La boxeuse algérienne Imane Khelif, au cœur d’une controverse autour de son identité de genre, s’est qualifiée ce mardi soir pour la finale des moins de 66 kg dans un stade Roland-Garros tout acquis à sa cause. « La meilleure réponse » qu’elle peut donner à ses détracteurs.
Elle a levé le poing gauche avant même l’arbitre, certaine d’avoir gagné. Puis elle a sautillé sur le ring au même rythme endiablé que ses bras, dans une danse joyeuse, acclamée par un stade Roland-Garros tout acquis à sa cause. Comme si elle évacuait toute la pression qui a perturbé sa préparation en raison d’une polémique visant son identité de genre depuis cinq jours.
La boxeuse algérienne Imane Khelif, 25 ans, a triomphé de la Thaïlandaise Janjaem Suwannapheng ce mardi soir vers 23 heures, se qualifiant ainsi pour la finale dans la catégorie des moins de 66 kg programmée vendredi à 22 h 51. Elle l’a emporté facilement aux points à l’unanimité des cinq juges, dans une arène qui ne s’était pas autant enflammée pour le Serbe Novak Djokovic, vainqueur dimanche du tournoi olympique de tennis.
La combattante au casque bleu accordé à la couleur de son débardeur s’est imposée dans la moiteur du court Philippe-Chatrier, transformé en ring pour les phases finales des épreuves de ces JO jusqu’à samedi et, ce mardi soir, en étuve recouverte du toit rétractable.
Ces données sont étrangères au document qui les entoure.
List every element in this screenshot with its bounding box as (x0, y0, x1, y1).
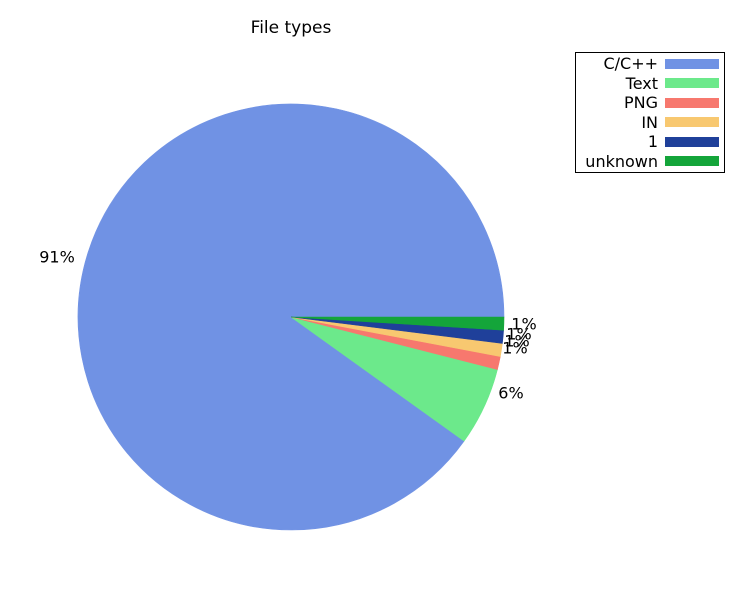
pie-slice-unknown (290, 316, 505, 331)
legend-label: IN (641, 112, 658, 132)
legend-label: PNG (623, 93, 658, 113)
legend: C/C++ Text PNG IN 1 unknown (575, 52, 725, 173)
pie-slice-c-c- (77, 103, 505, 531)
legend-swatch (665, 97, 719, 108)
legend-row: 1 (581, 132, 719, 151)
legend-label: C/C++ (603, 54, 658, 74)
slice-label: 1% (502, 338, 528, 358)
legend-label: Text (625, 73, 658, 93)
slice-label: 1% (506, 324, 532, 344)
legend-swatch (665, 58, 719, 69)
legend-swatch (665, 156, 719, 167)
chart-title: File types (250, 18, 332, 38)
legend-row: PNG (581, 93, 719, 112)
slice-label: 1% (504, 331, 530, 351)
slice-label: 91% (39, 247, 75, 267)
legend-swatch (665, 78, 719, 89)
legend-swatch (665, 136, 719, 147)
legend-label: unknown (585, 151, 658, 171)
legend-label: 1 (647, 132, 658, 152)
slice-label: 1% (511, 314, 537, 334)
slice-label: 6% (498, 383, 524, 403)
legend-row: Text (581, 74, 719, 93)
legend-swatch (665, 117, 719, 128)
legend-row: IN (581, 113, 719, 132)
legend-row: unknown (581, 152, 719, 171)
legend-row: C/C++ (581, 54, 719, 73)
Elle a mené tout au long des trois rounds, sous les yeux des reporters de toute la planète, dans une tribune de presse pleine à craquer, et de plusieurs milliers de compatriotes. De Paris ou d’Alger, ils ont déployé des drapeaux algériens à tous les étages, des loges qui coûtent une fortune jusqu’au sommet de la tribune Henri-Cochet. « Imane ! Imane ! », hurlent-ils pour accompagner la montée de leur protégée sur le ring, avant de huer son adversaire thaïlandaise. La fille d’un soudeur au chômage, originaire d’un village pauvre à environ 300 km au sud-ouest d’Alger, est soutenue par un concert de youyous s’échappant des gradins.
Si autant de projecteurs sont braqués sur elle, c’est parce qu’elle s’est retrouvée, malgré elle, au cœur d’une controverse ces derniers jours sur son identité de genre, qui a pris une dimension politique et planétaire. Elle a ainsi subi les foudres et les insinuations malsaines de l’ancien président américain Donald Trump, de la Première ministre italienne d’extrême droite Giorgia Meloni, du milliardaire Elon Musk ou de l’autrice de la saga « Harry Potter » JK Rowling.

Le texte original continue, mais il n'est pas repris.